During all the various lockdowns we been having in the UK (finally coming out of the third one) my woodworking was seriously curtailed. I had some scrap sapele boards left over from a previous project and had a roughed out neck I made a few years ago from meranti and rock maple stress relieving in the rafters of the shop.
So I set to work making another guitar and finished it off last weekend April 25th 2021. This is a hybrid digital and analog guitar meaning it has conventional pickups and a pickup for a guitar synthesizer. I inlaid the ebony fingerboard with mother of pearl clouds and there is a telescope above the clouds in position 1. One of my other hobbies is astrophotography and the guitar has been made in homage to that hobby. We haven't decided on a name for this instrument yet but it will probably have scope, telescope, clouds, stars or something like that in the name. When we (my wife and I) have decided what to call it I will use my pyrography tools to burn its name into the truss rod cover plate.

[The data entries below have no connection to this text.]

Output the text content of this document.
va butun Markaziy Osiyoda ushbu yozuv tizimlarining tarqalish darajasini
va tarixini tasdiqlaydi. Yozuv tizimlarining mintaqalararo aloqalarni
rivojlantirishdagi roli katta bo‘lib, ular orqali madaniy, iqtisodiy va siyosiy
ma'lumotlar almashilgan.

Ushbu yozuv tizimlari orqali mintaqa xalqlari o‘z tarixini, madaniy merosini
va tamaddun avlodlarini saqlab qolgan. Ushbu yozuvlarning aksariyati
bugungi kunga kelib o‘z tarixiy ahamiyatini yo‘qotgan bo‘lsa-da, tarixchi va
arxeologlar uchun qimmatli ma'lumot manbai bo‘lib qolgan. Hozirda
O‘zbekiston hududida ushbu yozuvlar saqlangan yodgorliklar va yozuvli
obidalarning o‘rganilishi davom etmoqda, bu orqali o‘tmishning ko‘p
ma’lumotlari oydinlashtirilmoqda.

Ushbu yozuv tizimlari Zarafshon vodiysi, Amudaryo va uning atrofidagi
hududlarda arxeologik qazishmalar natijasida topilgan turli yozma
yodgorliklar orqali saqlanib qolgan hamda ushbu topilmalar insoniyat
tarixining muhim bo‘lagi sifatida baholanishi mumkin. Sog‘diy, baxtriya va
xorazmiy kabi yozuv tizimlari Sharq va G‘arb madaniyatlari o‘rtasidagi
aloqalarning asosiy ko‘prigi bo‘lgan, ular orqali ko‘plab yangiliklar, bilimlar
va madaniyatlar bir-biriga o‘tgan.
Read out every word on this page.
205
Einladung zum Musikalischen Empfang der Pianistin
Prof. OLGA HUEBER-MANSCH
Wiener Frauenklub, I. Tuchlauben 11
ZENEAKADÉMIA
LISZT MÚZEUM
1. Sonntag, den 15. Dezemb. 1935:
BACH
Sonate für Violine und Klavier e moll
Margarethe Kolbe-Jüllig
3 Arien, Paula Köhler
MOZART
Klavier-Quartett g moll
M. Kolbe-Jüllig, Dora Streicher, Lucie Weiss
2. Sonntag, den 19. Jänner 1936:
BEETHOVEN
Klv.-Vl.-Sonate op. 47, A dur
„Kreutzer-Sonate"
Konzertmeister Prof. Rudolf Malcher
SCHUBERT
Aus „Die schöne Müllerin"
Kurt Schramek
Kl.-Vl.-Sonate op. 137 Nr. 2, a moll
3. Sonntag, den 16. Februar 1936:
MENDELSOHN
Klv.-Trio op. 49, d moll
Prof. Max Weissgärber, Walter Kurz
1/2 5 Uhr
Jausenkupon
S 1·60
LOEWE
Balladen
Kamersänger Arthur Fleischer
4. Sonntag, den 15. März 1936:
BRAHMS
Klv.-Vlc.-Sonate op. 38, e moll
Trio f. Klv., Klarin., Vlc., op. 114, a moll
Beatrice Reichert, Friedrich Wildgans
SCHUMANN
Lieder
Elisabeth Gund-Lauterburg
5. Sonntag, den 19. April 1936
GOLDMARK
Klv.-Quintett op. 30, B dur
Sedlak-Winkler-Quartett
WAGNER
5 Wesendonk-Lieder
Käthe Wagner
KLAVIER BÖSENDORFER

The body is made from sapele and I book matched veneered the flat top with some Macassar ebony I have in stock. This is beautiful wood and I bound the edges with mother of toilet (aka plastic) binding. This veneer was also on the headstock. The neck is bolted on as I personally don't like set (glued in) necks as they are difficult to repair if something goes awry.
I have used some dye stain on the top which is yellow. Then the edges of the top have been coated with a dark blue dye stain. This has turned out quite black and is ok. I used the Bob Ross technique of wet on wet to do this purely with a shop rag. It works ok.
This time I decided to finish it in ArmRSeal but actually ended up with SealRCell on top instead as that was a bit glossier. The amber of the ARS has given the yellow a nice deep colour. I was surprised how a polyurethane finish intended for furniture feels on an instrument as I normally use nitrocellulose or a specifically formulated waterbourne finish. SealRCell feels great and I would have used it before but unfortunately we can't get it anymore do to the volatiles and I'm down to my last couple of cans. I believe it is not available in some US states now either. It is a shame as the GF wipe on finishes are superb. I won't show all the boring construction details as you have seen my methods before and no doubt they are still on the forum somewhere.
Here it is on the bench in the shop.
The large cover plate is made from 1/8" birch plywood which I faced on both sides with sapele veneer. The round cover plate is solid sapele.
The control cavities within are lined with copper foil for grounding purposes as are the cover plates.
Here you can see the bolt on neck made from meranti and maple. The tuning machines are locking ones and the truss rod is adjusted from the headstock end.
The technical details:
Scale length: 25" strung with D'Addario XL NIckel wound 0.046" to 0.010" strings
Analog pickups: Seymour Duncan Pearly Gates (as used by ZZTops Billy Gibbons on his Gibson Les Paul "Pearly Gates" guitar)
Synthesizer Pickup: Internally wired Roland GK3 divided hexaphonic pickup
Bridge: Schaller Hannes
Nut: Handcut bone
Controls: 2 volume (they go up to 11!), 2 tone, 1 Volume/multi use control for synthesizer, up/down and other selectors for synthesizer, 6 way (yes that's right a 6 position switch) Freeway 3x3 switch for analog pickups.
Body lumber: Sapele with Macassar Ebony veneer bound with "mother of toilet" binding
Neck lumber: Meranti/maple laminate with integral bi-action truss rod.
Fingerboard: Ebony with custom mother of pearl inlays clouds/telescope.
Frets: Sintoms nickel silver frets 2.4mm wide
Tuning Machines: Schaller M6 locking machines
Strap buttons: Schaller Straploks
All hardware is chrome plated or stainless steel.
LED power indicator
1/4" jack plug conventional output - for those times when you just want to plug into a normal guitar valve amplifier
13 pin digital synthesizer feed output - this feeds to an external Roland Guitar Synthesizer
The neck pickup has the sound of Billy Gibbons - a shame that he is not playing it.